The Elder Scrolls 5: Skyrim is a great game. It hit the shelves in 2011, and it’s still going strong since. Part of this success is the game’s inherent support for mods and player-created content. But with player-created content, always comes a level of instability.
Skyrim itself is already a game prone to crashes. Bethesda isn’t known for its engineering capabilities, and it shows. Glitches and crashes are frequent when playing Skyrim. Most of the time, the issue fixes itself, and you revert to your old save.
But what about when your game refuses to open or crashes at a specific location all the time? This scenario is where crash logs can help.
Table of Contents
What are crash logs?
Crash logs are files generated by a program when it encounters a problem and shuts itself off. These files contain vital data about what happened in the moments of the crash. It is the software equivalent of a black box on an airplane.

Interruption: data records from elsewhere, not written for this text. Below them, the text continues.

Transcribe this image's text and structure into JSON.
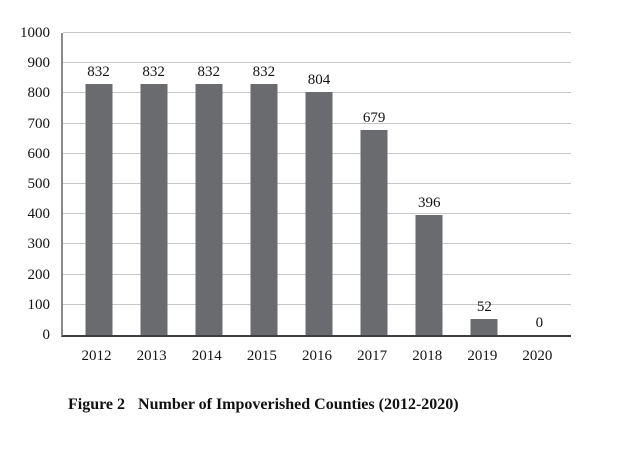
{
  "chart_data": {
    "type": "bar",
    "title": "",
    "categories": [
      "2012",
      "2013",
      "2014",
      "2015",
      "2016",
      "2017",
      "2018",
      "2019",
      "2020"
    ],
    "values": [
      832,
      832,
      832,
      832,
      804,
      679,
      396,
      52,
      0
    ],
    "xlabel": "",
    "ylabel": "",
    "ylim": [
      0,
      1000
    ],
    "ytick_step": 100,
    "yticks": [
      "0",
      "100",
      "200",
      "300",
      "400",
      "500",
      "600",
      "700",
      "800",
      "900",
      "1000"
    ],
    "grid": "horizontal",
    "legend": "none",
    "data_labels": "above-bars",
    "colors": {
      "bar": "#6a6b6f",
      "gridline": "#c7c7c7",
      "axis_left": "#8a8a8a",
      "axis_bottom": "#3f3f41",
      "text": "#141414"
    }
  },
  "caption": {
    "label": "Figure 2",
    "title": "Number of Impoverished Counties (2012-2020)"
  }
}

Looking at this data is a crucial step in troubleshooting software issues. Crash logs are used by almost all programs these days to help figure out bugs and coding errors.
If your Skyrim installation keeps crashing constantly, understanding crash logs is essential. Especially if you have a heavily modded game, crashes can be frequent and common on modded configurations.
These crashes can be game-breaking, and you might not know which mod, in particular, is causing the issue. Looking at the log files will help figure out what is going on.
How to Enable and Access Skyrim Crash Logs
Skyrim uses something called the Papyrus engine to describe and record log data. Papyrus Crash Logging is not enabled in Skyrim by default. These are the steps to enable it.
Step 1: Navigate to Skyrim.ini
Skyrim stores all of its game configuration on a “.ini” file in your user folder. Unless you are using special software like Mod Organizer 2, you can find your Skyrim.ini file in:
<Your Main Drive>\Users\<Your User Name>\Documents\My Games\Skyrim\
And if you have the special edition:
<Your Main Drive>\Users\<Your User Name>\Documents\My Games\Skyrim Special Edition\
If you are using Mod Organizer 2, your Skyrim.ini can be found in the Profiles section of the software. Click on the “open INIs folder” button, as shown in the picture below.
Step 2: Open Skyrim.ini
Once you find your Skyrim.ini file, you need to make some edits to it. I heavily recommend installing Notepad++ for this. The program is handy in the navigation of any .ini or config files.
Step 3: Edit Skyrim.ini
Search and look for a [Papyrus] section in the file. If you do not find any, add these lines to the end of the ini.
These are the commands that will activate Papyrus.
If you already have a [Papyrus] section, check to see if these terms are there and the values match. If not, edit it to look like the text above without touching any other settings.
Congratulations! You have now enabled Papyrus Crash Logging for Skyrim. Skyrim should start generating crash logs every time it crashes now. If not, redo the steps given above.
The next part of your troubleshooting should be to take a look at these logs.
Step 1: Finding your crash logs
You can find the generated logs in the same folder you found your Skyrim.ini file in the above section. Go to the Skyrim.ini folder and open the new folder called logs. Inside it will be another folder called script. This folder is where Skyrim generates the logs.
It should look something like this:
Step 2: Opening your crash logs
The Papyrus.0 file will always be the latest crash log. It will not always be the one that should interest you. The file with the same generation time as your game crash is the one you should pay attention to. Configure your explorer to show timestamps if you have difficulty finding the required log file.
Go ahead and open the log with the matching timestamp. Again, I recommend using Notepad++. It will open up the file in a much more manageable way.
Step 3: Understanding your crash log
Scroll to the bottom. It should show you the last thing the game recorded before it shut off. This place is where you’ll find the culprit behind the crash.
Look for error messages in the last significant timestamp inside the file. The list of possible messages is vast. The best thing to do now is to copy the error message and look it up on a search engine.
Chances are someone else with the same issue has made a post in a forum of a particular mod. There are thousands of mods out there, and everyone’s error messages will vary.
Common examples of error messages are missing .esm/esp files or driver issues. If you see that you are missing something called Dragonborn.esm, Hearthfire.esm, or Dawnguard.esm, you might not have the required DLC installed.
The best thing to do then is to reinstall the game and the DLC. Missing DLC is usually the most common error.
Dealing with constant crashing
If the crash logs do not help you figure out the problem, the next best thing is to optimize your load order.
This is where LOOT comes in. LOOT stands for Load Order Optimization Tool. It can troubleshoot what mods are conflicting with each other or if there are mods with missing masters.
Download and run LOOT. Select Skyrim at the section shown above. You can install it anywhere in your system. Running it will provide you with the list of mods you have installed and show you any problems with the modlist.
Pressing the three lines beside your game title automatically sorts your mods for you. Your game will run better and smoother than before and might stop crashing entirely.